ENDING: Thinking that she has died, he decides to drink poison. Then, when she finds out that he died thinking she had kicked the bucket, she stabs herself with a sword. Hey, a guy can dream, right?

QUESTIONS: Afterward I thought to myself, "Will this be shown on airplanes?" At least they have barf bags.

REWATCHABILITY: After gaining some distance from Juliet, I might be able to take a second look (which I partially say because its very possible that Jeff Bayer will send this DVD to my domicile). Though, I am struggling with the answer to my own question, "Which one could I watch a second time? Leap Year or Letters to Juliet?"

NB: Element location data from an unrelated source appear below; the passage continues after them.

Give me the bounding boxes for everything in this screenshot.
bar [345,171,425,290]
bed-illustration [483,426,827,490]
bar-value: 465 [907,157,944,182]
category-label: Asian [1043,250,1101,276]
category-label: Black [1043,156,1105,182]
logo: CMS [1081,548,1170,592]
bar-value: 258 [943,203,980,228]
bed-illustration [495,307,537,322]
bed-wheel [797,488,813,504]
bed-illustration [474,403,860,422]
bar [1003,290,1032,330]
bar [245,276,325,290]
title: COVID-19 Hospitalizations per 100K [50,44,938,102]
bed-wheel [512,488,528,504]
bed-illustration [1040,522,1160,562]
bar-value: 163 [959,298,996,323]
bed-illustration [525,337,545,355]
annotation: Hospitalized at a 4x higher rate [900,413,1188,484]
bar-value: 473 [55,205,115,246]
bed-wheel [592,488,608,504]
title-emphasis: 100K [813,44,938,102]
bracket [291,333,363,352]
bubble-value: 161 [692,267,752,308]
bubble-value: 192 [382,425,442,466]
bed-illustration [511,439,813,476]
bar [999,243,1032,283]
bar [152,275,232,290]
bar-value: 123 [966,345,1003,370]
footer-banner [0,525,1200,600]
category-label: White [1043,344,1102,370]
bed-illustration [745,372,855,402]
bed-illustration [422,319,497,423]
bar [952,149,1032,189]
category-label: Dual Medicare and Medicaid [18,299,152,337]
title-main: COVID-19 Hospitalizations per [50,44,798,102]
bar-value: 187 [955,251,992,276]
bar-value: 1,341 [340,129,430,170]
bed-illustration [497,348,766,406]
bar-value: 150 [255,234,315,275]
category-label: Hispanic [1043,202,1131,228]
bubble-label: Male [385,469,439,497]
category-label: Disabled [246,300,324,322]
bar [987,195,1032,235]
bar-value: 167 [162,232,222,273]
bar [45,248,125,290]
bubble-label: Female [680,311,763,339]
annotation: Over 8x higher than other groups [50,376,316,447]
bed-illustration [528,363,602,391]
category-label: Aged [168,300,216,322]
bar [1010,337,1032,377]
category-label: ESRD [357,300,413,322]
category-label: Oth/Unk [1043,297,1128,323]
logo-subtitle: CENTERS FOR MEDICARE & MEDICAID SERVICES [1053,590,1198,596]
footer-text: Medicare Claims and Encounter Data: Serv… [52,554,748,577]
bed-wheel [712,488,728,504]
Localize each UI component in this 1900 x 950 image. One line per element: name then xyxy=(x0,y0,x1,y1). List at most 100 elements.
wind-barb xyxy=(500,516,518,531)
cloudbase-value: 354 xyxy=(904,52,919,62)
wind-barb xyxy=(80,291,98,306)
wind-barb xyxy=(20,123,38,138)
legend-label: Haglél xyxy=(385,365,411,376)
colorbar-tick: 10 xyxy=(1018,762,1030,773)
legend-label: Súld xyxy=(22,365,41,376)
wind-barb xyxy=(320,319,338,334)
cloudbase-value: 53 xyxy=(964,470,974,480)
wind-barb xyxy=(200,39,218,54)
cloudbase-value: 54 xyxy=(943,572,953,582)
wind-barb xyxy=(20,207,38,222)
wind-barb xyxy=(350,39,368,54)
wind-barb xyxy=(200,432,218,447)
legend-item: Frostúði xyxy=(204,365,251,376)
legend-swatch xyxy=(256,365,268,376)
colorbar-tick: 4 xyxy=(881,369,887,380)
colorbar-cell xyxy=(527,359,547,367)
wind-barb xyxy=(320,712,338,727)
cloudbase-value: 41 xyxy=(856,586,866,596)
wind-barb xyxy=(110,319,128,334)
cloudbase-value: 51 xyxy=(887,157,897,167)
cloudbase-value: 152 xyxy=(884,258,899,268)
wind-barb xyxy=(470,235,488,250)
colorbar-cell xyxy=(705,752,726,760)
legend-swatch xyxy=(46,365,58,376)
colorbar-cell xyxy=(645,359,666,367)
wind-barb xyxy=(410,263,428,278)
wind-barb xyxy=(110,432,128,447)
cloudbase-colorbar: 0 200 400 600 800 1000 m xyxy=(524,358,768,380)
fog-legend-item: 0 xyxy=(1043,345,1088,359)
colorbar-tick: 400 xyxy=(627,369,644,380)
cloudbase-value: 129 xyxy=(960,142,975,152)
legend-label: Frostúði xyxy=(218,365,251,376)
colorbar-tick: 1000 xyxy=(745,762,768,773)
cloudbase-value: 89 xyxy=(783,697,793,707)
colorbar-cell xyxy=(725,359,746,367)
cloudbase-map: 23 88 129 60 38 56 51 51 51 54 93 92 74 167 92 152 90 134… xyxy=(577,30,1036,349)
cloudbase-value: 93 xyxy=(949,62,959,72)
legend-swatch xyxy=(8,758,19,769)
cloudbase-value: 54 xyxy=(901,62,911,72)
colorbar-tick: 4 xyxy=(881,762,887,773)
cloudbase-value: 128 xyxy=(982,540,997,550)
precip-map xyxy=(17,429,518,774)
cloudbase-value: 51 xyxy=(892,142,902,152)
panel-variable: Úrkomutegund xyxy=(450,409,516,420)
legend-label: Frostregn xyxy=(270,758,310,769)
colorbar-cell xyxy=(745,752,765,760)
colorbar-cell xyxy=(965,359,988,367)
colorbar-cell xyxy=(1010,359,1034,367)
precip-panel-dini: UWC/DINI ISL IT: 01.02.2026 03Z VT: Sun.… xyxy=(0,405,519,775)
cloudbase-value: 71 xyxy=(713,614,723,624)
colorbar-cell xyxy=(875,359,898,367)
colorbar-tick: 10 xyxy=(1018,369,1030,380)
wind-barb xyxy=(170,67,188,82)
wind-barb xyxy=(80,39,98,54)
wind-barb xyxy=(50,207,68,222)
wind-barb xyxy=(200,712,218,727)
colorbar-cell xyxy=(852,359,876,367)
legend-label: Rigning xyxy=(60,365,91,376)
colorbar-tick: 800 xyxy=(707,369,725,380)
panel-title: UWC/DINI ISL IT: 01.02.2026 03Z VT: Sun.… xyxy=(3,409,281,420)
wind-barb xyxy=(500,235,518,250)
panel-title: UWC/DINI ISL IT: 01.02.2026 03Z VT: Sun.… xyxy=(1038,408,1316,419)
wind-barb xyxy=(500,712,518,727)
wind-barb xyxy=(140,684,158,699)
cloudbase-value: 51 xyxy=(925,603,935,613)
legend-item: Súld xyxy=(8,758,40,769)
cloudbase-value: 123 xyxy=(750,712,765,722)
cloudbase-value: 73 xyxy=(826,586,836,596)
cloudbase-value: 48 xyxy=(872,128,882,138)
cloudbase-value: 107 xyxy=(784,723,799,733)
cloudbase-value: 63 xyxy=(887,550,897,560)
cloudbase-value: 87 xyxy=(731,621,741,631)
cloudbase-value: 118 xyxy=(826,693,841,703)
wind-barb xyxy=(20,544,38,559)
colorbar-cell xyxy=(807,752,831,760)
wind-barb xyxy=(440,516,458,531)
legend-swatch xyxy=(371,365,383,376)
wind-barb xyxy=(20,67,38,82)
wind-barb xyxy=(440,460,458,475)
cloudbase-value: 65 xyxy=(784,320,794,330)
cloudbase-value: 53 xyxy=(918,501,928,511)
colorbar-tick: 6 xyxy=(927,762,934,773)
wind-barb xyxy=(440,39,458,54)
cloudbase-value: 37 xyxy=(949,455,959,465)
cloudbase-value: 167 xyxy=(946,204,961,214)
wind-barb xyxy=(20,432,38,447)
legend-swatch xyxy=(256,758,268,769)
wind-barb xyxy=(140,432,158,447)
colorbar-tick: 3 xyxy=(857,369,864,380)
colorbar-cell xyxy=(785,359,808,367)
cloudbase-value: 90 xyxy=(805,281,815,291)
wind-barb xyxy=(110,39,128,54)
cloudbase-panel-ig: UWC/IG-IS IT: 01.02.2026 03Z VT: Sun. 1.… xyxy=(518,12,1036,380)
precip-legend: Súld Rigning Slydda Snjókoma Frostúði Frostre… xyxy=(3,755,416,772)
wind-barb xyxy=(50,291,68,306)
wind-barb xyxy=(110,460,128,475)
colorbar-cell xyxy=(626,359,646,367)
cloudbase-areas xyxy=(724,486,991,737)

Yes, Virginia, there is a Romeo out there for you. But you'd never know that by trying to experience something like this. Considering the flick's romance, it's a wonder that Sophie could really love either of her male counterparts, as the relationships are all exterior, with no butterflies or awkward heartbeats to be felt in any scene. The movie could have saved some money if they just replaced Bernal and Egan with cardboard cutouts. They’d get the same result, and maybe even a laugh or two. The movie could still continue its mission of creating a cycle of lies that people like Sophie eventually become walking, dreamy-eyed examples of.

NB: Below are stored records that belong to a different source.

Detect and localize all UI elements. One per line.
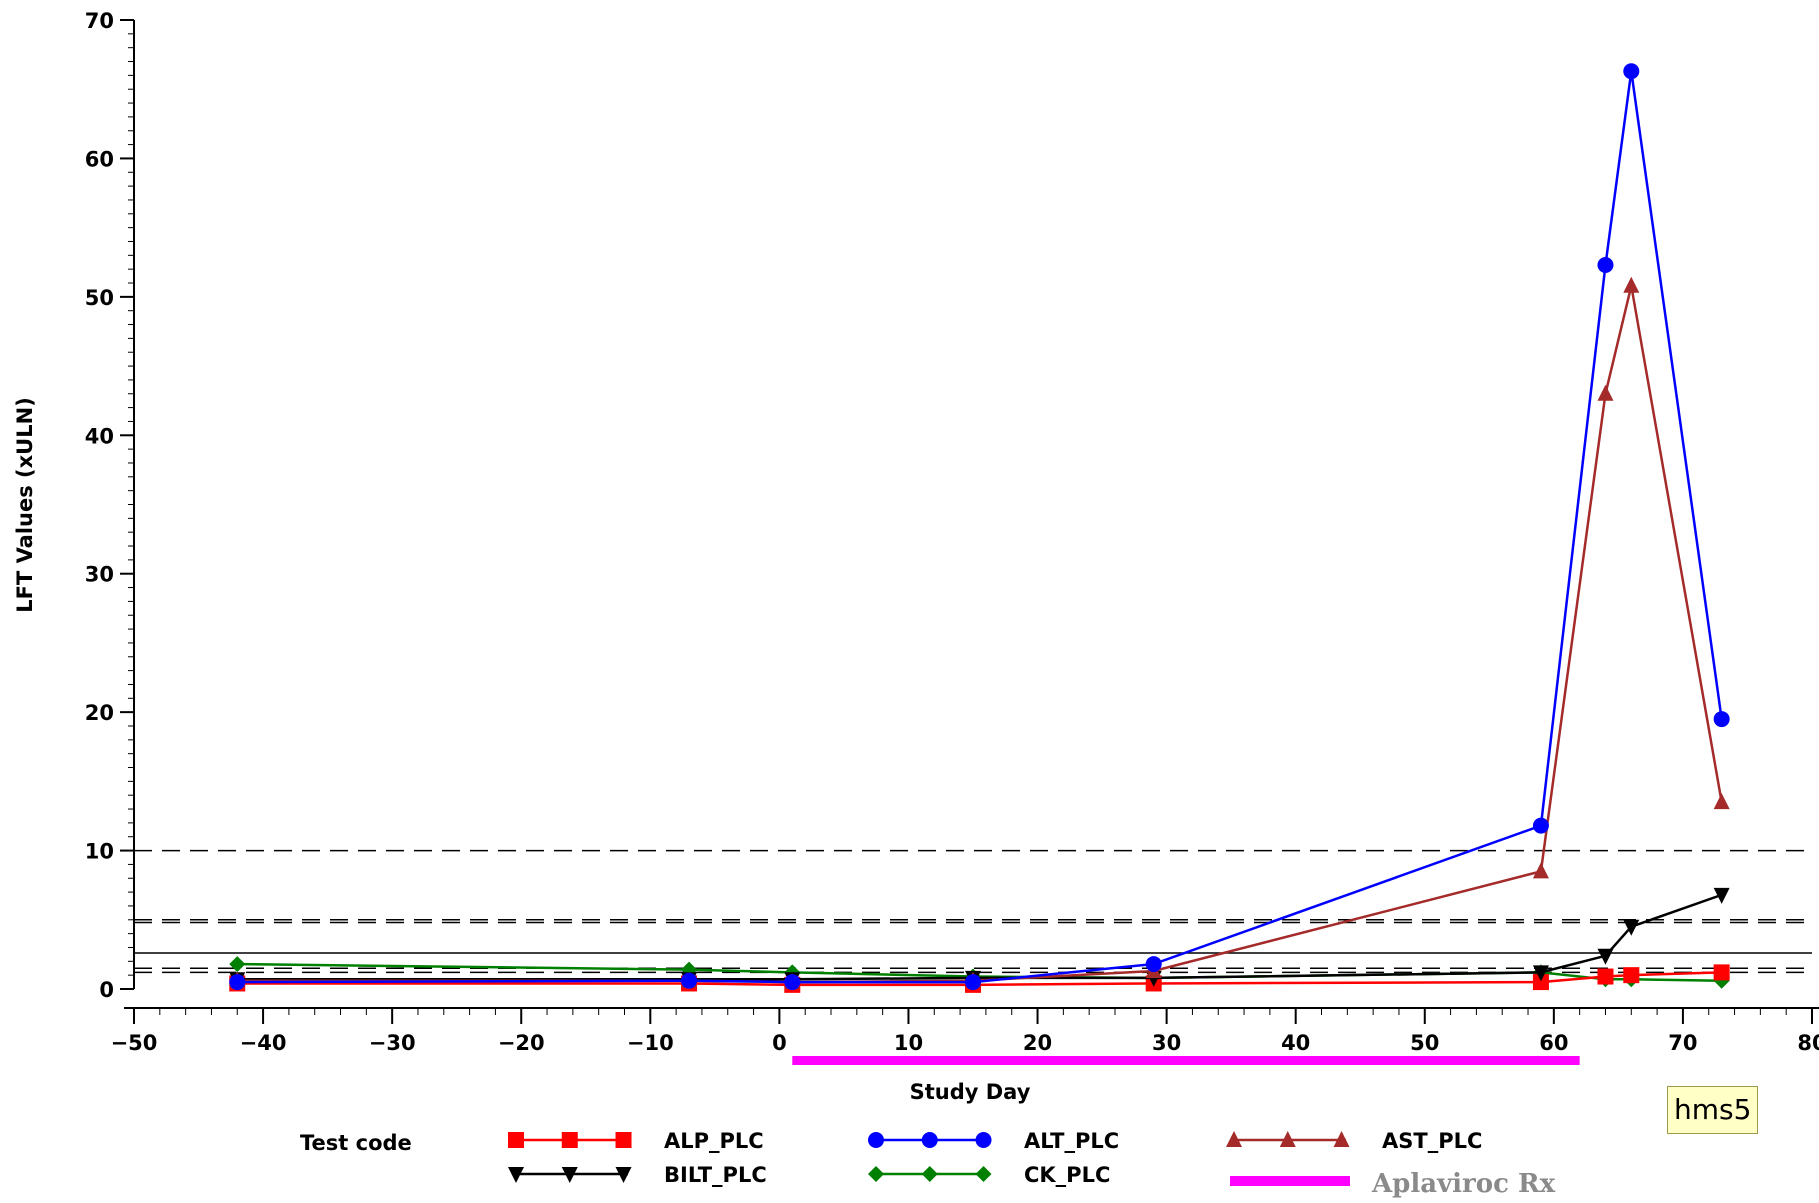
legend-marker: [868, 1132, 884, 1148]
data-point: [1532, 965, 1549, 982]
legend-marker: [1333, 1131, 1350, 1147]
axes: [124, 19, 1819, 1015]
legend-item-alt-plc: ALT_PLC: [868, 1129, 1119, 1153]
data-point: [681, 972, 698, 989]
treatment-bar: [792, 1056, 1580, 1065]
series-line: [237, 71, 1723, 984]
legend-item-alp-plc: ALP_PLC: [508, 1129, 764, 1153]
data-point: [229, 956, 246, 973]
x-tick-label: 30: [1152, 1031, 1181, 1055]
legend-marker: [921, 1132, 938, 1148]
x-tick-label: 40: [1281, 1031, 1310, 1055]
x-tick-label: 50: [1410, 1031, 1439, 1055]
legend-title: Test code: [300, 1131, 412, 1155]
legend-item-ast-plc: AST_PLC: [1226, 1129, 1482, 1153]
x-tick-label: 10: [894, 1031, 923, 1055]
y-tick-label: 30: [85, 563, 114, 587]
x-tick-label: 0: [772, 1031, 787, 1055]
y-axis-title: LFT Values (xULN): [13, 397, 37, 613]
x-tick-label: 20: [1023, 1031, 1052, 1055]
legend-label: ALT_PLC: [1024, 1129, 1119, 1153]
legend-marker: [508, 1167, 524, 1183]
y-tick-label: 20: [85, 701, 114, 725]
data-point: [1623, 63, 1640, 80]
legend-label: AST_PLC: [1382, 1129, 1482, 1153]
series-ast-plc: [229, 276, 1730, 990]
y-tick-label: 70: [85, 9, 114, 33]
legend-marker: [1226, 1131, 1242, 1147]
data-point: [1597, 384, 1614, 401]
series-bilt-plc: [229, 887, 1730, 989]
y-axis-ticks: 0 10 20 30 40 50 60 70: [85, 9, 134, 1002]
y-tick-label: 0: [99, 978, 114, 1002]
x-tick-label: −40: [240, 1031, 287, 1055]
series-line: [237, 285, 1723, 984]
legend: Test code ALP_PLC ALT_PLC AST_PLC BILT_PLC C…: [300, 1129, 1556, 1199]
x-tick-label: −30: [369, 1031, 416, 1055]
legend-marker: [508, 1132, 524, 1148]
legend-marker: [615, 1132, 632, 1148]
data-point: [1597, 968, 1614, 985]
data-point: [1713, 711, 1730, 728]
legend-marker: [868, 1166, 884, 1182]
data-point: [965, 974, 981, 991]
x-tick-label: −20: [498, 1031, 545, 1055]
legend-marker: [1279, 1131, 1296, 1147]
legend-marker: [615, 1167, 632, 1183]
legend-item-treatment: Aplaviroc Rx: [1230, 1169, 1556, 1199]
data-point: [229, 974, 246, 991]
data-point: [1597, 257, 1614, 274]
data-point: [784, 974, 801, 991]
y-tick-label: 10: [85, 840, 114, 864]
y-tick-label: 40: [85, 424, 114, 448]
y-tick-label: 50: [85, 286, 114, 310]
data-point: [1532, 862, 1549, 879]
legend-marker: [975, 1166, 992, 1182]
legend-label: BILT_PLC: [664, 1163, 767, 1187]
legend-marker: [921, 1166, 938, 1182]
treatment-label: Aplaviroc Rx: [1371, 1169, 1556, 1199]
x-tick-label: 70: [1668, 1031, 1697, 1055]
legend-marker: [561, 1132, 578, 1148]
x-axis-title: Study Day: [910, 1080, 1031, 1104]
treatment-bar-layer: [792, 1056, 1580, 1065]
reference-lines: [134, 849, 1812, 974]
legend-item-ck-plc: CK_PLC: [868, 1163, 1110, 1187]
data-point: [1623, 919, 1640, 936]
data-point: [1145, 956, 1162, 973]
legend-item-bilt-plc: BILT_PLC: [508, 1163, 767, 1187]
x-axis-ticks: −50 −40 −30 −20 −10 0 10 20 30 40 50 60 70 80: [111, 1008, 1819, 1055]
data-point: [1597, 948, 1614, 965]
series-layer: [229, 63, 1730, 993]
data-point: [1532, 817, 1549, 834]
legend-marker: [561, 1167, 578, 1183]
x-tick-label: −50: [111, 1031, 158, 1055]
subject-annotation: hms5: [1667, 1086, 1759, 1134]
data-point: [1713, 793, 1730, 810]
x-tick-label: 60: [1539, 1031, 1568, 1055]
x-tick-label: −10: [627, 1031, 674, 1055]
data-point: [1623, 967, 1640, 984]
legend-label: CK_PLC: [1024, 1163, 1110, 1187]
series-alt-plc: [229, 63, 1730, 991]
x-tick-label: 80: [1797, 1031, 1819, 1055]
data-point: [1713, 887, 1730, 904]
legend-label: ALP_PLC: [664, 1129, 764, 1153]
data-point: [1623, 276, 1640, 293]
y-tick-label: 60: [85, 147, 114, 171]
data-point: [1532, 974, 1549, 991]
data-point: [1713, 964, 1730, 981]
legend-marker: [975, 1132, 992, 1148]
legend-swatch: [1230, 1176, 1350, 1186]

This is a romantic fairytale in desperate need of a heartbeat that's made for those who can chew on lazy stories of romance, with or without vampires and werewolves. Whether it wants to be a fantasy or not, the Letters to Juliet is still written with a dull pen. It should offer jokes, slapstick, or anything involving for its audience if it's going to skim over referencing Shakespeare’s “Romeo and Juliet.” True love is presented in the most unlikely of circumstances, and the movie hardly makes an effort to accept its cheese as fantasy. With a young girl from New York finding love in a British dude who’s grandmother is successful in finding the Italian man she knew fifty years ago, Letters to Juliet might as well preach about the existence of Santa Claus.